Os EUA expressaram apoio público à invasão da mesquita. Desde os ataques do 11 de Setembro, o general Musharraf vem enfrentando críticas incessantes por não ter cumprido suas promessas de agir com dureza contra as madrassas que promovem o extremismo religioso. Ao longo dos seis últimos anos, surgiu um padrão: ele periodicamente se declara decidido a enfrentar o problema, mas em geral termina por violar suas promessas e opta por não agir. Os analistas atribuem isso à falta de legitimidade de seu governo e à sua dependência do apoio político de líderes religiosos conservadores.

Base de apoio
Mas políticos oposicionistas dizem que é otimismo exagerado, de parte do sempre iludido Ocidente, imaginar que a invasão e a ocupação da Mesquita Vermelha representem determinação, da parte do governo, em reprimir as madrassas renegadas. Os líderes religiosos encenaram seu desafio ao Estado em uma mesquita no coração da capital, a pouco mais de cinco minutos, a pé, da sede do serviço de informações paquistanês. "Como foi possível que eles trouxessem tantas armas, tanta munição? Houve conivência das agências de informações ou essa situação veio a se agravar como resultado de sua incompetência?", perguntou o senador Farhatullah Babar, porta-voz do Partido do Povo do Paquistão (PPP).

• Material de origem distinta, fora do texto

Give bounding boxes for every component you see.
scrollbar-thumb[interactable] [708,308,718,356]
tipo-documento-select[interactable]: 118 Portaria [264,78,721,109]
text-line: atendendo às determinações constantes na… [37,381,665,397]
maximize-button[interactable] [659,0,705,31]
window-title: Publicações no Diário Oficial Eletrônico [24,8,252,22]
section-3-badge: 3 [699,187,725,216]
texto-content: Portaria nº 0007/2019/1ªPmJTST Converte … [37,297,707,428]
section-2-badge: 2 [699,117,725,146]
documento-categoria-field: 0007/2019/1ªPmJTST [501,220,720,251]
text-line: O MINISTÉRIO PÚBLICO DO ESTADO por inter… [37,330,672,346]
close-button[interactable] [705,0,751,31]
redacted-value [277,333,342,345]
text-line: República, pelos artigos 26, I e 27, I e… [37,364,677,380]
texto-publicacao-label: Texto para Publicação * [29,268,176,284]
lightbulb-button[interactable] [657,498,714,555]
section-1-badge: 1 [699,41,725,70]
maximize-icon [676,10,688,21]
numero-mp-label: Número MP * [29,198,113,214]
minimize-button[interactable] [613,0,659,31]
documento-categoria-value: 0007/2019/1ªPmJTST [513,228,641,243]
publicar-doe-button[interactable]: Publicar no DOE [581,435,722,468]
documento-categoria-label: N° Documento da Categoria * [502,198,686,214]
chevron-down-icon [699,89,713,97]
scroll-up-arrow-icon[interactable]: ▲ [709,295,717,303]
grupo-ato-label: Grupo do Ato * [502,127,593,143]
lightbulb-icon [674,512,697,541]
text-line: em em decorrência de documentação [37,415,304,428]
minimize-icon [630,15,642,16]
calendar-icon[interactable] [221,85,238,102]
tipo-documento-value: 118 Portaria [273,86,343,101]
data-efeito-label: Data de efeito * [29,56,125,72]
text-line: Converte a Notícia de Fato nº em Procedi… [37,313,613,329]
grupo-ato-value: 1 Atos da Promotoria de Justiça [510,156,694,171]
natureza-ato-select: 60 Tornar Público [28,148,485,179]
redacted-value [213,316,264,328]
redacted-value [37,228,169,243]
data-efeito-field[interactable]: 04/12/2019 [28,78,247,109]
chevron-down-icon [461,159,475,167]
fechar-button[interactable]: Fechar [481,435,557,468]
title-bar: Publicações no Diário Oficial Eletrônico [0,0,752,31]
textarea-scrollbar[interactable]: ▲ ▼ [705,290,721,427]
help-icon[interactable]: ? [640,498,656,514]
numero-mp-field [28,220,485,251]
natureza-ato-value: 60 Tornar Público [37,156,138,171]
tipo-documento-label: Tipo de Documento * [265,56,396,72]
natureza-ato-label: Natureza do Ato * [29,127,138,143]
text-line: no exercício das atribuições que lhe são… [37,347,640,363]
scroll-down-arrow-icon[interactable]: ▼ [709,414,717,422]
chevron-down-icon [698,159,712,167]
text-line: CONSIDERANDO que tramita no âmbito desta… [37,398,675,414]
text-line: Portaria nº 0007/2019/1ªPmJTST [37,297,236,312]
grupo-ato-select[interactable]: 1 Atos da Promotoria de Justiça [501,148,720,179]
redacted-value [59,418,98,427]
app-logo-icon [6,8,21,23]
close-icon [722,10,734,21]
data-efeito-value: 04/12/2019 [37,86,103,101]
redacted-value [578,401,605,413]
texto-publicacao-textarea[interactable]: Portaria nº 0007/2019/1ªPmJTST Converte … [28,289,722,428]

"Nem Musharraf nem o Exército podem enfrentar esse problema sozinhos. Combater os militantes requer que o governo permita que um processo democrático se enraíze no Paquistão, o que por sua vez geraria um amplo consenso nacional." Mas o esforço do general Musharraf para se manter no poder, depois de seu golpe de Estado, em 1999, gerou um relacionamento complexo entre o Exército e os líderes religiosos. Os seis principais partidos religiosos do país, organizados em uma frente conhecida como Muttahida Majlis el-Amal, opuseram-se a muitas das políticas de Musharraf. A frente denunciou o general por trair o Taleban, em 2001, e se opõe à presença de soldados americanos no Paquistão.
Mas, ao mesmo tempo, a Liga Muçulmana Paquistanesa (Quaid-e-Azam), o partido governista, depende dos partidos religiosos para manter sua base de apoio, em declínio, e para ajudá-lo a combater os principais partidos de oposição laicos, o PPP, de Bhenazir Bhutto, e a Liga Muçulmana do Paquistão-Nawaz (LMP-N), de Nawaz Sharif, derrubado do posto de premiê por Musharraf.
Ao recuar repetidamente de suas promessas de reformar o conteúdo jihadista no currículo das madrassas e estancar o influxo de dinheiro aos seminários radicais, o governo tornou mais ousadas as ações das forças sectárias e extremistas, contribuindo para a violência que vem abalando o país, argumenta o prestigioso International Crisis Group (ICG).

Opções do general
O general Musharraf agora dispõe de duas opções principais. Caso a operação contra a Mesquita Vermelha sirva como amostra de determinação de reprimir o extremismo religioso, ele poderia optar por abandonar os partidos religiosos conservadores, que vêm apoiando seu regime em troca da anuência do governo à "talebanização" da sociedade paquistanesa.
Em lugar disso, ele poderia procurar uma aliança política mais ampla com Bhutto ou Sharif. Os dois antigos premiês insistiriam, porém, em que ele deixasse o Exército como parte de qualquer acordo que resulte em apoio à reeleição de Musharraf.
Alternativamente, não seria impossível que o general Musharraf se sentisse tentado a usar a ameaça de uma crise iminente no cinturão das madrassas como pretexto para decretar um estado de emergência. "Caso isso aconteça", alerta Samina Ahmad, do ICG, "os paquistaneses poderiam passar a ver os EUA como empecilho à democracia, o que levaria Washington a perder os vestígios de credibilidade que lhe restam no país."